Die Europäische Kommission sehe als negative Folge für den Wettbewerb zum einen die Verringerung des markeninternen Preiswettbewerbs (und damit potenziell höhere Preise) und zum anderen eine erhöhte Transparenz der (zukünftig geplanten) Preise, die in weiterer Folge eine horizontale Kollusion auf Händlerebene erleichtern könnte. Im Falle von Mindest- oder Fixpreisen könne es nach Ansicht der Europäischen Kommission zu einer Reduktion bzw. - im Fall von besonders erfolgreichen Abstimmungen – sogar zur Ausschaltung des markeninternen Preiswettbewerbs kommen.

Die vorliegenden Preisabstimmungsmaßnahmen zwischen der Antragsgegnerin und einzelnen Händlern seien als für die Wettbewerbsstruktur problematische Kernverstöße gegen das Kartellrecht einzustufen.
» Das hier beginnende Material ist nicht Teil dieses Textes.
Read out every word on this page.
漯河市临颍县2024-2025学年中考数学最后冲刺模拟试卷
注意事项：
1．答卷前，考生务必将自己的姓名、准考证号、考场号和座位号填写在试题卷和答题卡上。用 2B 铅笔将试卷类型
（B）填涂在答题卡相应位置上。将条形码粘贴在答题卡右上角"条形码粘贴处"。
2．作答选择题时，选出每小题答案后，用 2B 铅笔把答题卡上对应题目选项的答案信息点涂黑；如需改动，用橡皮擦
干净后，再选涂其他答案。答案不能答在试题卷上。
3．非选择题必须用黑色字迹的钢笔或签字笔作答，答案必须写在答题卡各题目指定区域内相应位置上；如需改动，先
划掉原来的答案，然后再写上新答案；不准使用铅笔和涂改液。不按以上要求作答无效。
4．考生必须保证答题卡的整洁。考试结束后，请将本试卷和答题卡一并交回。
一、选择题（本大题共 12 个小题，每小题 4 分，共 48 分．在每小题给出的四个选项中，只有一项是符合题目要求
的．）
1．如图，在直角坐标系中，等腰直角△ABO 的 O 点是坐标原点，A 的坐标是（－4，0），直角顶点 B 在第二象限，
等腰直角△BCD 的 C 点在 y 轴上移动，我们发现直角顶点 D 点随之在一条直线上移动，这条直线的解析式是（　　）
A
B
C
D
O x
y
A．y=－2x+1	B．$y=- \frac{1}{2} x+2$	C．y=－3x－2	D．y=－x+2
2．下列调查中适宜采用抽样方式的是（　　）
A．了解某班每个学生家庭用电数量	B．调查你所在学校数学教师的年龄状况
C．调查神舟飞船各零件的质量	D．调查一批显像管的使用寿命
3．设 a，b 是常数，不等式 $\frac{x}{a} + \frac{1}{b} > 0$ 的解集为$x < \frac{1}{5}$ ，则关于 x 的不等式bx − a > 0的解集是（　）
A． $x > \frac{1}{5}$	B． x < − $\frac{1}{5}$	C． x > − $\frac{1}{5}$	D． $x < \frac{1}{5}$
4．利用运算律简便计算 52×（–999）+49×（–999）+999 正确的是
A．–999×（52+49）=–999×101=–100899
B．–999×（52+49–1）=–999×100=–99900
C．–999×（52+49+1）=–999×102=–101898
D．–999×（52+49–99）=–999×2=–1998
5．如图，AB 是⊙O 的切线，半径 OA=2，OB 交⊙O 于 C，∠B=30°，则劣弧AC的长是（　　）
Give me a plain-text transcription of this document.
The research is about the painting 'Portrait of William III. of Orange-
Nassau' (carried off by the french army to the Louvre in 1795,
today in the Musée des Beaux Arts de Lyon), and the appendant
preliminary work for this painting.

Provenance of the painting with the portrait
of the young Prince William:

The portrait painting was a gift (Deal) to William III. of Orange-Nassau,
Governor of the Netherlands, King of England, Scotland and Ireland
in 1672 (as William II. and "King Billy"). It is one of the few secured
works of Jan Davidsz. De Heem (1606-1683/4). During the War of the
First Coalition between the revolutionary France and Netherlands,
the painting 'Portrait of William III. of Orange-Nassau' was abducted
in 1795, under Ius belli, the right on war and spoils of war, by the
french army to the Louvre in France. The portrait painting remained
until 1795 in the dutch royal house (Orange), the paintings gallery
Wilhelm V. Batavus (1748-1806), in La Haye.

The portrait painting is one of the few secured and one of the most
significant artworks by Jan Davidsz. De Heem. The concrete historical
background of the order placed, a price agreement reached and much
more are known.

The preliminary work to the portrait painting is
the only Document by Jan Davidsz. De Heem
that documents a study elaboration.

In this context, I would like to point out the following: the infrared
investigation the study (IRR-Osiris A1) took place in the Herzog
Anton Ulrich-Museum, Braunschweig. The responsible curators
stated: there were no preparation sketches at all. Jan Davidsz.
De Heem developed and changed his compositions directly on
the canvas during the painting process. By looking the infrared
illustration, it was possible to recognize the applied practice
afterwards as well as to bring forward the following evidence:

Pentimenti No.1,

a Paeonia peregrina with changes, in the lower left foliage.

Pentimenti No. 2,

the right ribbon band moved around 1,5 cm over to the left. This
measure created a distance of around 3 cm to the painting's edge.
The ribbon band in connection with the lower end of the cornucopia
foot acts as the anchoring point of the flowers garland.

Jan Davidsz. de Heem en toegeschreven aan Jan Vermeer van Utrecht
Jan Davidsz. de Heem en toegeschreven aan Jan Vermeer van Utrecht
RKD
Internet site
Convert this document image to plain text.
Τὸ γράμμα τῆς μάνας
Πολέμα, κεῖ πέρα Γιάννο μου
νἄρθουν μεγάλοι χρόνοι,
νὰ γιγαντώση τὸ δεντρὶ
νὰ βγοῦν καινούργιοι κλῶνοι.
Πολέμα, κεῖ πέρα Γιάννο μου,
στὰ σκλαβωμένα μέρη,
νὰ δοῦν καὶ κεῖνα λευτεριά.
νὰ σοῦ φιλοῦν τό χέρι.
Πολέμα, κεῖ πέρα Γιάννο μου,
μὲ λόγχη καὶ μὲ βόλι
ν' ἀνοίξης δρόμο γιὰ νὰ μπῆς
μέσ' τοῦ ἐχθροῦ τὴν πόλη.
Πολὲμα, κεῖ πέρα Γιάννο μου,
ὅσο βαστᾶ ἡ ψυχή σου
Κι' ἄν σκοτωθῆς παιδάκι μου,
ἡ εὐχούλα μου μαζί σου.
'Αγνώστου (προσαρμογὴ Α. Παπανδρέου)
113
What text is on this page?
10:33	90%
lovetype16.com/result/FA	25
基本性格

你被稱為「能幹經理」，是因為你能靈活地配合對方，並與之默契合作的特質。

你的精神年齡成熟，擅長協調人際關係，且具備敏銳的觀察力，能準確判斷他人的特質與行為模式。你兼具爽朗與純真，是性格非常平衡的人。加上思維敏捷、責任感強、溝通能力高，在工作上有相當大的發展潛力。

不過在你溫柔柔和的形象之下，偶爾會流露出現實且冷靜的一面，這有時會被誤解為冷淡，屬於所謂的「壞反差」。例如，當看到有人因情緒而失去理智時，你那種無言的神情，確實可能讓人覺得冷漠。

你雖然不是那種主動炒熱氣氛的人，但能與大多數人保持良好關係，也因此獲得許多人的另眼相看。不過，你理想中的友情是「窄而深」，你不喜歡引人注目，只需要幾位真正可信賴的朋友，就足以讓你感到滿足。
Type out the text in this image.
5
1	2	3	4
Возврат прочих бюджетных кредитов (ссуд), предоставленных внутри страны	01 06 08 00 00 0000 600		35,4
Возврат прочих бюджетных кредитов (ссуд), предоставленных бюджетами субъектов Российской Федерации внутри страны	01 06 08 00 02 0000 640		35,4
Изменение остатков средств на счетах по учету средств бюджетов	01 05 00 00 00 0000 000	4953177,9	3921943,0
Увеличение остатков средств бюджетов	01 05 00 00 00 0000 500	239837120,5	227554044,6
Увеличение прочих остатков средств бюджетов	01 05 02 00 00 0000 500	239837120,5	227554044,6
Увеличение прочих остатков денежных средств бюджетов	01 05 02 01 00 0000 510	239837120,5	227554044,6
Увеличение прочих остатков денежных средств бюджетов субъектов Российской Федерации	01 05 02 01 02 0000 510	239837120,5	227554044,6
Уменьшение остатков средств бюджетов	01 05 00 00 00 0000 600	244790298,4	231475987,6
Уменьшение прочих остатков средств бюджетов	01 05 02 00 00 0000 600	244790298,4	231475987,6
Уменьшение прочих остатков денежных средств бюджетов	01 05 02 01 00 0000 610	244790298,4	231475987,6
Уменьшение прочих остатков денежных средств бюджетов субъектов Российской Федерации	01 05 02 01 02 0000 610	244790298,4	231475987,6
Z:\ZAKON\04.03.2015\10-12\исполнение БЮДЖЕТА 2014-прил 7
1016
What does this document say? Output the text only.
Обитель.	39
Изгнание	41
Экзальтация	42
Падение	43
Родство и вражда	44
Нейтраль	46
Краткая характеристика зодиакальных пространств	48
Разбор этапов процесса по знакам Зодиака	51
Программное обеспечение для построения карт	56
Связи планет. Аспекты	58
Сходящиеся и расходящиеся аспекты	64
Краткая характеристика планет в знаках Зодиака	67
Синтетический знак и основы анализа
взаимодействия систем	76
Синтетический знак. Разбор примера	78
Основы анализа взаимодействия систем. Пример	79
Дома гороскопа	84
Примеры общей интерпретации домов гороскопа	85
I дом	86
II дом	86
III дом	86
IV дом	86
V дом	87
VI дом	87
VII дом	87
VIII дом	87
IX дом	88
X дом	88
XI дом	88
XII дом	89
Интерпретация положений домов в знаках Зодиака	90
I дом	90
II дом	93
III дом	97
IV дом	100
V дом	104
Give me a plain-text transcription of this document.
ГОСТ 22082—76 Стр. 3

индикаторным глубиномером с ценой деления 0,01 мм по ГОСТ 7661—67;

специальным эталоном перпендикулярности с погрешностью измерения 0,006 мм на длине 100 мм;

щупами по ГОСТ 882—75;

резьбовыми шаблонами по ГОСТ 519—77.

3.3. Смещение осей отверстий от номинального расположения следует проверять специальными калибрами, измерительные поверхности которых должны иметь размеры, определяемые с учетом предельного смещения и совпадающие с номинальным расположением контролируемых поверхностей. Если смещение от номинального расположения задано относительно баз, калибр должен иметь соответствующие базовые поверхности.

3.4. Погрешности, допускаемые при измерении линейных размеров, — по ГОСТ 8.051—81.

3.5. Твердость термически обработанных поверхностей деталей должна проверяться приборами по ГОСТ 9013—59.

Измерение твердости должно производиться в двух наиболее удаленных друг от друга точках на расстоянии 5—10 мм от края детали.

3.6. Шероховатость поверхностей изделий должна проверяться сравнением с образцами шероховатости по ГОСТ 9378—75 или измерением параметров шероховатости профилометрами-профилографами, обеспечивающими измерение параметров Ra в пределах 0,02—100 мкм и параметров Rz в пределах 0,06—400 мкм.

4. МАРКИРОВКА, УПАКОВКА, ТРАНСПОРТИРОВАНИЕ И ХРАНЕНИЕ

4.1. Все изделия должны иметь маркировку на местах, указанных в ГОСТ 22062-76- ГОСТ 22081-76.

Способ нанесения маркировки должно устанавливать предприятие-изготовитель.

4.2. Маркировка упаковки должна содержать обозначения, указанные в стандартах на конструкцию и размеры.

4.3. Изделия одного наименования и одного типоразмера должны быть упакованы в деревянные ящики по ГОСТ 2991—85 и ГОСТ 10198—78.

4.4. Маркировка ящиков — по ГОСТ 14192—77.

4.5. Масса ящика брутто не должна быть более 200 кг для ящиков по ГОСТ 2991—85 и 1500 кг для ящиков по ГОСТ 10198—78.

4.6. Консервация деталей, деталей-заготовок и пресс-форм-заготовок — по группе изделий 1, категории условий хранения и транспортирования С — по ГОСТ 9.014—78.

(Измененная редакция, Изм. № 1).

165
Es sei sowohl nach österreichischem als auch nach europäischem Wettbewerbsrecht bereits aus grundsätzlichen Überlegungen unzulässig, dass der Anbieter mit seinen Abnehmern vereinbart, dass diese vom Endkunden einen bestimmten Preis für die Vertragswaren verlangen. Eine Rechtfertigung über Art 101 Abs 3 AEUV bzw. § 2 KartG komme nicht in Betracht. Die Ausnahmebestimmungen müssten kumulativ erfüllt sein und wären von der Antragsgegnerin nachzuweisen gewesen. Das Vorliegen der vier Freistellungsvoraussetzungen sei von der Antragsgegnerin im Anerkenntnis nicht behauptet worden.

Auf Grund der direkten Beteiligung der Antragsgegnerin an den Kartellabsprachen sei der Bußgeldantrag gegen diese zu richten.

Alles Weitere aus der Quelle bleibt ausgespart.